7.85M parameters | 1,024-token context | 4,096-token vocabulary | Safetensors
Benchmark-selected at step 40,000 | Open SLM Leaderboard-style average: 36.21%
Overview
CMA 8M is the benchmark-selected checkpoint of a 7,849,161-parameter Channel-Mixing Attention generalist causal language model. It pairs a compact nine-layer architecture with the unmodified native GPT-S 4,096-token tokenizer.
| Detail | Value |
|---|---|
| Architecture | Channel-Mixing Attention causal LM |
| Parameters | 7,849,161, with tied input/output embeddings |
| Checkpoint | Step 40,000 |
| Training tokens | 20,971,520,000 |
| Context length | 1,024 tokens |
| Vocabulary | 4,096 native tokens |
| Weights | Safetensors |
How CMA works
In each of the nine transformer blocks, causal token attention is followed by CMA in the feed-forward position. For every token, CMA reshapes the 288-channel hidden state into 12 chunks of 24, routes between those chunks with 3 heads, applies a signed blend and SiLU gate, then projects back to 288 channels.
Quick start
This repository contains a custom Transformers architecture. Load it with
trust_remote_code=True to register CMA and the model's rotary convention.
from transformers import AutoModelForCausalLM, AutoTokenizer
repo_id = "User01110/cma-8M"
tokenizer = AutoTokenizer.from_pretrained(
repo_id,
trust_remote_code=True,
)
model = AutoModelForCausalLM.from_pretrained(
repo_id,
trust_remote_code=True,
dtype="auto",
)
model.eval()
Generate a continuation:
import torch
prompt = "Channel-mixing attention is"
inputs = tokenizer(prompt, return_tensors="pt")
with torch.inference_mode():
output = model.generate(
**inputs,
max_new_tokens=80,
do_sample=True,
temperature=0.8,
top_p=0.95,
)
print(tokenizer.decode(output[0], skip_special_tokens=True))
Architecture
| Component | Configuration |
|---|---|
| Total parameters | 7,849,161 |
| Tied embedding parameters | 1,179,648 |
| Non-embedding parameters | 6,669,513 |
| Width / layers | 288 / 9 |
| Context length | 1,024 tokens |
| Token-attention heads | 6 query / 2 KV |
| CMA | chunk 24 / 3 heads / expansion 2 |
| Positional encoding | Contiguous-half RoPE |
| Tokenizer | AxiomicLabs/GPT-S-5M at revision df47402 |
| Vocabulary | 4,096 native tokens |
| Runtime | PyTorch 2.5+ for native SDPA grouped-query attention |
| Weights | Safetensors |
Input and output embeddings are tied.
Training mixture
All four sources are streamed natural-text corpora.

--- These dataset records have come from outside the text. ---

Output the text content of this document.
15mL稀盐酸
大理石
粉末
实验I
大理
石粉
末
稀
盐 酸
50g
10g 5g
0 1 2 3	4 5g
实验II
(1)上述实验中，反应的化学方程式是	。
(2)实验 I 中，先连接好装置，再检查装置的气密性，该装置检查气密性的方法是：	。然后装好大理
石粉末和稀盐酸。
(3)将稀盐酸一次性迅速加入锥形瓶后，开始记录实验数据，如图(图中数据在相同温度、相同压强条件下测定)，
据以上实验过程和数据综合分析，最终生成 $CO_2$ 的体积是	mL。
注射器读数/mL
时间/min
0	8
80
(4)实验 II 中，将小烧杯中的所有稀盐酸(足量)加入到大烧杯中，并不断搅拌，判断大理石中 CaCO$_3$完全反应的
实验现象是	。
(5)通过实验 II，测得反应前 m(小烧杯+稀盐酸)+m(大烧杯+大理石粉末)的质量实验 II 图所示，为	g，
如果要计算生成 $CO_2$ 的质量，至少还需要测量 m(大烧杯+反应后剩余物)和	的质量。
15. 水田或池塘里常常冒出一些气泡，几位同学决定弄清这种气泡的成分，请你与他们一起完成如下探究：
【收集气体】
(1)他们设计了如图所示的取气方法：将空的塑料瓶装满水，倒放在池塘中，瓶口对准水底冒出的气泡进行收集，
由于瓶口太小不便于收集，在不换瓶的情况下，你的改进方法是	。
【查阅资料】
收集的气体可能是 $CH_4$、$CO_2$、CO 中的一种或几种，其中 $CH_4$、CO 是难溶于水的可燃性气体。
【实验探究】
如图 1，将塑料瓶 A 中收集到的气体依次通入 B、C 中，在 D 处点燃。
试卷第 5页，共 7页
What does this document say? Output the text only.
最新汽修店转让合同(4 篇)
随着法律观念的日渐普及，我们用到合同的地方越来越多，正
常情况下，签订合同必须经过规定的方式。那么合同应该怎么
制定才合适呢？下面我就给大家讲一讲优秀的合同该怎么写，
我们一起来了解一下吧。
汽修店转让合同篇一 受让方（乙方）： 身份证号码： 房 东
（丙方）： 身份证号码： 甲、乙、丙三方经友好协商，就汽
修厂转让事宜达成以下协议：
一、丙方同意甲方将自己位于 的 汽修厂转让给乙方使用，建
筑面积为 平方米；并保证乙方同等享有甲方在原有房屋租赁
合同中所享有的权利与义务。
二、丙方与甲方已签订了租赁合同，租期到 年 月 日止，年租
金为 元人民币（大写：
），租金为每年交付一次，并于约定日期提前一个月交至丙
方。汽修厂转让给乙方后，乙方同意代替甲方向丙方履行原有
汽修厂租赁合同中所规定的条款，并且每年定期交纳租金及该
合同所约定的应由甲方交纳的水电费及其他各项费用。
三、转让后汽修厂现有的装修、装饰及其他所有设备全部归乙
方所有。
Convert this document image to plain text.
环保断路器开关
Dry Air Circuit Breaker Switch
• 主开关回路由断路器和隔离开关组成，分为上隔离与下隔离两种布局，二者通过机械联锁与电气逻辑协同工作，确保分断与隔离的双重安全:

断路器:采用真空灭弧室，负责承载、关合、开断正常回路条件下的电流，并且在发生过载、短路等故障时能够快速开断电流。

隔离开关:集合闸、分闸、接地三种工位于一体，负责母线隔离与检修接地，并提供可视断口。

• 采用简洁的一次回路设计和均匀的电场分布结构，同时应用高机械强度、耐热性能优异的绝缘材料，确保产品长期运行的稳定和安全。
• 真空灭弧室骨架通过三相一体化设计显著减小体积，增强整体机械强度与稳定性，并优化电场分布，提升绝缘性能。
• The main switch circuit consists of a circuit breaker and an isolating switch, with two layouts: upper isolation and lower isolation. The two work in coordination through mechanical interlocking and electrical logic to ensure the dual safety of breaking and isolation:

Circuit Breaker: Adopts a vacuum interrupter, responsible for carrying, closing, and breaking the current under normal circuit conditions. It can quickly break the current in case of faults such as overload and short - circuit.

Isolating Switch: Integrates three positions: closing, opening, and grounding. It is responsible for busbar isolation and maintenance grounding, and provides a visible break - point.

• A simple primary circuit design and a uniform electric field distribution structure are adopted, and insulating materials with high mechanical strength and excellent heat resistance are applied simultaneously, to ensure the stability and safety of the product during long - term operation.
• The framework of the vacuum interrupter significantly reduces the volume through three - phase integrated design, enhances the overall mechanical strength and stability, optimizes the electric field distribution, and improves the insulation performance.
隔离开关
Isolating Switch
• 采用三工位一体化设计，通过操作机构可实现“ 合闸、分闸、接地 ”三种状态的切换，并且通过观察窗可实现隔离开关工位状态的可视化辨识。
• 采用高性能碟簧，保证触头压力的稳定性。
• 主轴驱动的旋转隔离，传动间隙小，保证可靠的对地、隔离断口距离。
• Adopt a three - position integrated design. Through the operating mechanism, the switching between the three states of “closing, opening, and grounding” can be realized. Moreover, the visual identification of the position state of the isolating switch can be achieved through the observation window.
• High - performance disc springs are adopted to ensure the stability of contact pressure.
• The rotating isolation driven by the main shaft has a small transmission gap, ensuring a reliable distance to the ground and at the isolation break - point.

| Source | Share of trained tokens |
|---|---|
| FineWeb-Edu 100BT shuffled | 55.00% |
| Cosmopedia v2 | 25.00% |
| FineWeb-HQ | 10.00% |
| FineMath 4+ | 10.00% |
FineMath 4+ supplies high-quality mathematical explanations and reasoning as ordinary causal-language-model text.
Training trajectory
Across the logged evaluation checkpoints, normalized bits per byte (BPB) decreased from 3.7838 to 1.3520, while the Open SLM Leaderboard-style average increased from 30.66% to 36.21%.
Evaluation
Zero-shot results at step 40,000
The four lm-eval tasks use normalized accuracy when supplied by lm-eval
0.4.12, with float32 weights and softmax. ArithMark uses float32 weights and its
official raw continuation log-likelihood-sum rule.
| Benchmark | Accuracy |
|---|---|
| HellaSwag | 28.19% |
| ARC-Easy | 35.35% |
| ARC-Challenge | 23.29% |
| PIQA | 58.22% |
| ArithMark-2 | 29.12% |
| ARC mean | 29.32% |
| Open SLM Leaderboard-style average | 36.21% |
The selection average is:
(HellaSwag + mean(ARC-Easy, ARC-Challenge) + PIQA + ArithMark-2) / 4
This matches the Open SLM Leaderboard formula. The checkpoint was selected at step 40,000 for its 36.21% average.
WikiText-103 validation
| Metric | Value |
|---|---|
| Loss | 2.9903 |
| Perplexity | 19.89 |
| Normalized BPB | 1.3520 |
| Scored tokens | 358,911 |
| Normalized UTF-8 bytes | 1,145,226 |
WikiText normalized BPB is reported separately and was not used for checkpoint selection.